Philip Guston, saw Beckmann's traveling exhibition, and then was replaced by Beckmann during his sabbatical leave from the University of Washington in 1948-49. Guston would go on to build his reputation in the 1950's on a group of painterly abstractions. Yet, when the crisis of Viet Nam blossomed in the late 1960's Guston would return to figurative painting. Guston's haunting visions of history warped by conspiracy and shame suggest that Beckmann's view of the artist as one who can expose life's dark spaces had affected him . It was as if the ghost of Beckmann had whispered in his ear:

"Art resolves through form the many paradoxes of life, and sometimes permits us to glimpse behind the dark curtain which hides the spaces unknown... "

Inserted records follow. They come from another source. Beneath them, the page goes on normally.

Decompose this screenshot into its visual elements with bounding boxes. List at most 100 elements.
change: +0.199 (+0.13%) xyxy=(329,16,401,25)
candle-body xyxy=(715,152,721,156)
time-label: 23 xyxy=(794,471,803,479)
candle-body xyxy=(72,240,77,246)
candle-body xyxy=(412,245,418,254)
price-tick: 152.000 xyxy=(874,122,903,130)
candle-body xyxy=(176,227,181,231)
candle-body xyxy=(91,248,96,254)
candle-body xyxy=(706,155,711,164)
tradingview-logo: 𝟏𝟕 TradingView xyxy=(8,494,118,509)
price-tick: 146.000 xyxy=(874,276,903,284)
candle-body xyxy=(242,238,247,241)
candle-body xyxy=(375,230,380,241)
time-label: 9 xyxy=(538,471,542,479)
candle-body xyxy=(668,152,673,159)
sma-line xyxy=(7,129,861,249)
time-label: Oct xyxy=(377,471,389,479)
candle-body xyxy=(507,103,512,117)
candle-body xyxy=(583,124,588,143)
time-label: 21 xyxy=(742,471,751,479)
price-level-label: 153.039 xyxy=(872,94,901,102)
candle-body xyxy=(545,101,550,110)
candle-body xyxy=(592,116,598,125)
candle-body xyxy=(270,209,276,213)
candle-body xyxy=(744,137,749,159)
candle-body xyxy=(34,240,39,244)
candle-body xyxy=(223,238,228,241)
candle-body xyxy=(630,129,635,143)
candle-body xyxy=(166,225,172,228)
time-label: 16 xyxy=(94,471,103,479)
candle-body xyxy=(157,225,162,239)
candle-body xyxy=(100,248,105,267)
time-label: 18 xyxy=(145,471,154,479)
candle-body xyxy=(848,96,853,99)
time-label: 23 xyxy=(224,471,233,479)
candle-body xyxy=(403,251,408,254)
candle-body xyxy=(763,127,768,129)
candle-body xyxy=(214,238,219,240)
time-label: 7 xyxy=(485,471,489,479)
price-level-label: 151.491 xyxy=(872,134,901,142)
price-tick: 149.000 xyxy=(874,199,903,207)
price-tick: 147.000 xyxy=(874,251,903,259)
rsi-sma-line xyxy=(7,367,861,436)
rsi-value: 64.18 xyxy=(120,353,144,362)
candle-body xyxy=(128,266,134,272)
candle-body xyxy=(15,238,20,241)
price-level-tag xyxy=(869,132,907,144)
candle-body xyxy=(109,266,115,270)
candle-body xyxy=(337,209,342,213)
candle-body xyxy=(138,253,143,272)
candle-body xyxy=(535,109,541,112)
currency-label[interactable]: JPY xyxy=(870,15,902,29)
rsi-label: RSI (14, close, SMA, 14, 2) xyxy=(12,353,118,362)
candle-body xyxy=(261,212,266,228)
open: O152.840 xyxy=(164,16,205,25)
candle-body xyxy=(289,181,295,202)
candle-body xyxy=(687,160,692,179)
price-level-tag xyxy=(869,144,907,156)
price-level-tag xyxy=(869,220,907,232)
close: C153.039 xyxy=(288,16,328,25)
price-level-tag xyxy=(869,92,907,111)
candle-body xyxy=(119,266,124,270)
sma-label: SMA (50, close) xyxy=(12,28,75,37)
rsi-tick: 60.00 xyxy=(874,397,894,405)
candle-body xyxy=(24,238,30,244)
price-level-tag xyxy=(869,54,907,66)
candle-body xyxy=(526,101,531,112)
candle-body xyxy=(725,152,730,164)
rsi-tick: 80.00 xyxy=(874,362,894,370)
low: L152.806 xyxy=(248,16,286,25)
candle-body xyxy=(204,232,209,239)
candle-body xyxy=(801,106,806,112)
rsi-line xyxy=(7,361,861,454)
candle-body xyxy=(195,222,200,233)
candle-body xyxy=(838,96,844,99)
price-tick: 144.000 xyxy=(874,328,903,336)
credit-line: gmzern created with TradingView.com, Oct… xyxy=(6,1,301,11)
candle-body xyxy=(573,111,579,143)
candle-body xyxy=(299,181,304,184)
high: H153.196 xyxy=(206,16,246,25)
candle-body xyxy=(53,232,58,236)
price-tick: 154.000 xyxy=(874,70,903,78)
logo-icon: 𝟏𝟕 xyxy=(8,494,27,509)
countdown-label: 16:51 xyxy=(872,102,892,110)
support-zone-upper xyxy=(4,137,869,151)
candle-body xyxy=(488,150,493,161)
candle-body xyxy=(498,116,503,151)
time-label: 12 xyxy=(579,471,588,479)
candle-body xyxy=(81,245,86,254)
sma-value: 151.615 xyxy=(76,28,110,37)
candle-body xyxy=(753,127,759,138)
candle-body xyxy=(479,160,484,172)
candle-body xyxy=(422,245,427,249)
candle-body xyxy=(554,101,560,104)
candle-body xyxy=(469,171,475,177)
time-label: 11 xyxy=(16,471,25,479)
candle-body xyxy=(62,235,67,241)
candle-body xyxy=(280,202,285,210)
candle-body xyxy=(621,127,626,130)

Philip Guston, demonstrating at the University of Washington 1945



Guston's painting "The Studio" 1969

Guston took immense heat for his figurative paintings which at first seemed a betrayal to his Abstact Expressionist friends , but within ten years Guston's tough artistic stance, which critic Hilton Cramer had belittled in his article "A Mandarin Pretending to be a Stumblebum" became the crucial starting point for a new generation of figurative artists on the East Coast.

Jack Bice, later a painting instructor at the State Unversity of New York, College at Buffalo, would teach some of these artists including Cindy Sherman and Robert Longo. On the West Coast, Nathan Oliveira, Elmer Bischoff, Joan Brown and others would become preeminent teachers all of them relying on the figurative means of revealing inner states.

Although it has been over fifty years since his encounter with Beckmann, Nathan Oliveira still feels the impact of his presence. Mari Lyons does too: she says:

"Once you saw him, you could never forget him."

Oliveira recalls:

"He came to me, and because I was painting the figure, he would simply say "Goot" and then encouraged me to press forward."

For students who were able to find their was past Beckmann's reserve, the reward was the discovery of a man free of posturing and hypocrisy. It was pure oxygen to them. With his gravity, his pride, and his ability to dream, Max Beckmann was America's most powerful teachers of art, and in a remarkable way his poor grasp of English was part of his power.

He didn't have to tell his students who he was. His paintings, his presence, and a few choice words could say it all.